When researchers looked at the brains of these protected people, they found it: normal NAD+ levels. Everything else was the same as sick people’s brains. The plaques were there. The tangles were there. But NAD+ was fine. That difference made all the difference.

People with actual Alzheimer’s had crashed NAD+ levels. Their cellular power was gone. Their brains couldn’t maintain themselves. That suggested something worth testing: restore NAD+, and maybe you reverse the disease.

Researchers used a drug called P7C3-A20. It’s not flashy. It doesn’t attack plaques. It doesn’t untangle tangles. It just tells your cells to make more NAD+. Carefully. Not too much—other attempts had done that and caused problems. This one got the balance right.
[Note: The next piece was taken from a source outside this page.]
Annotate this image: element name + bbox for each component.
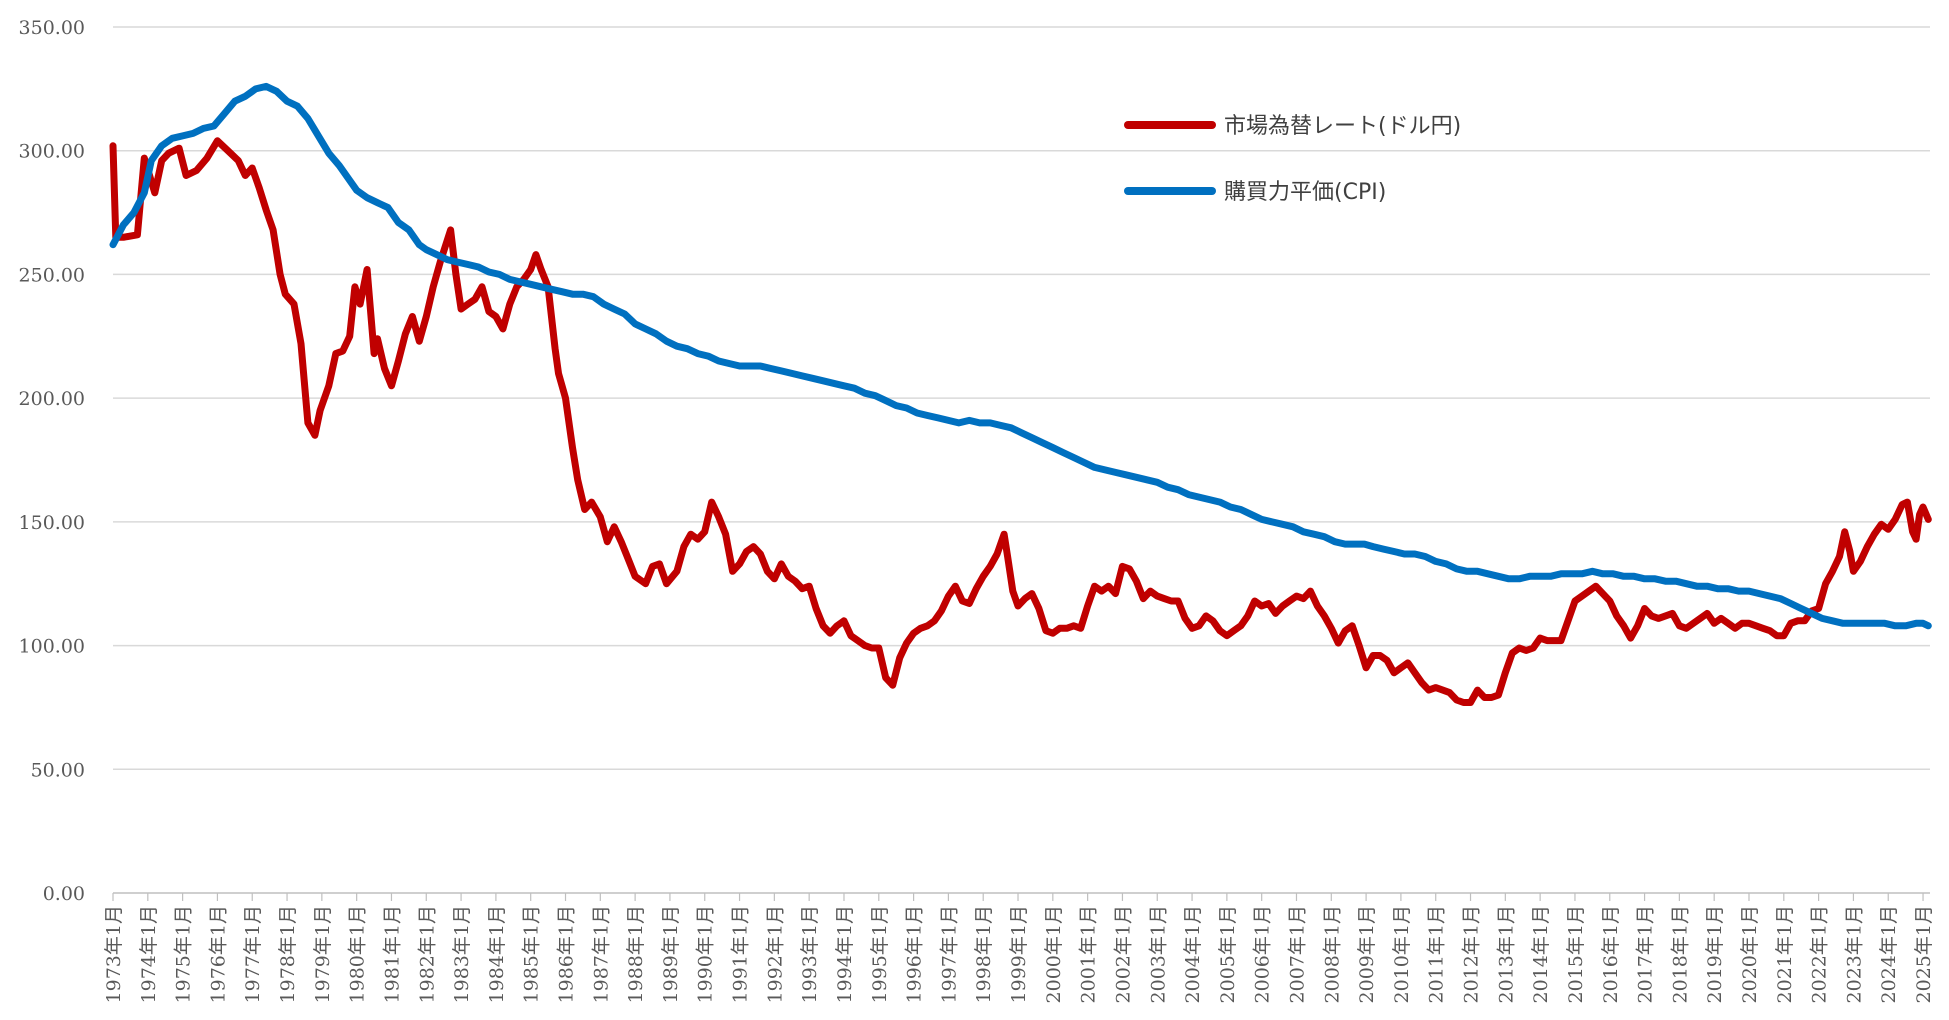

They gave it to mice that already had advanced Alzheimer’s. These mice couldn’t remember things. Their brain connections were falling apart. Their brains were inflamed. The barrier protecting their brains was breaking down. Their tau was tangled.

At twelve months old—when untreated mice show severe decline—the treated mice were fine. They passed memory tests. Their motor skills worked. No anxiety. Their memory-building neurons survived. New neurons kept growing. Their brain connections worked like healthy mice’s.

It worked so broadly because NAD+ affects everything. When it’s depleted, problems spread through multiple systems at once. When it came back, it didn’t erase the amyloid or tau. Those proteins stayed there. But the brain could live with them now.

The improvements cascaded through:

Oxidative stress dropped. DNA damage went away. Brain inflammation stopped. The barrier protecting the brain healed. Researchers tracked 46 proteins that were broken in advanced disease. P7C3-A20 fixed them. These 46 proteins control protein cleanup, energy factories, genetic work, and connections between neurons. All the things that keep brains running.

This is where things get real: mice aren’t humans. A forgetful mouse isn’t dementia in an eighty-year-old. We don’t know if this works in people.

But the signal is strong. It worked in two different types of Alzheimer’s mice. It worked in human brain cells in a lab. Human brain tissue from dead patients showed that broken NAD+ matched disease severity. People who stayed sharp despite having plaques and tangles everywhere had normal NAD+ levels.

The researchers didn’t claim they’d solved human Alzheimer’s. They proved it was possible.

For 150 years, scientists believed advanced brain damage was locked in. You couldn’t reverse it. The brain couldn’t repair itself once it was broken badly enough.

That belief was wrong.

It wasn’t biology holding us back. It was how we thought about the problem. We looked so hard at plaques and tangles that we missed what was happening to the brain’s power systems. When researchers looked at Alzheimer’s differently—as a problem of energy and cellular resilience—everything changed.

The brain has repair machinery. It always did. It just needed fuel.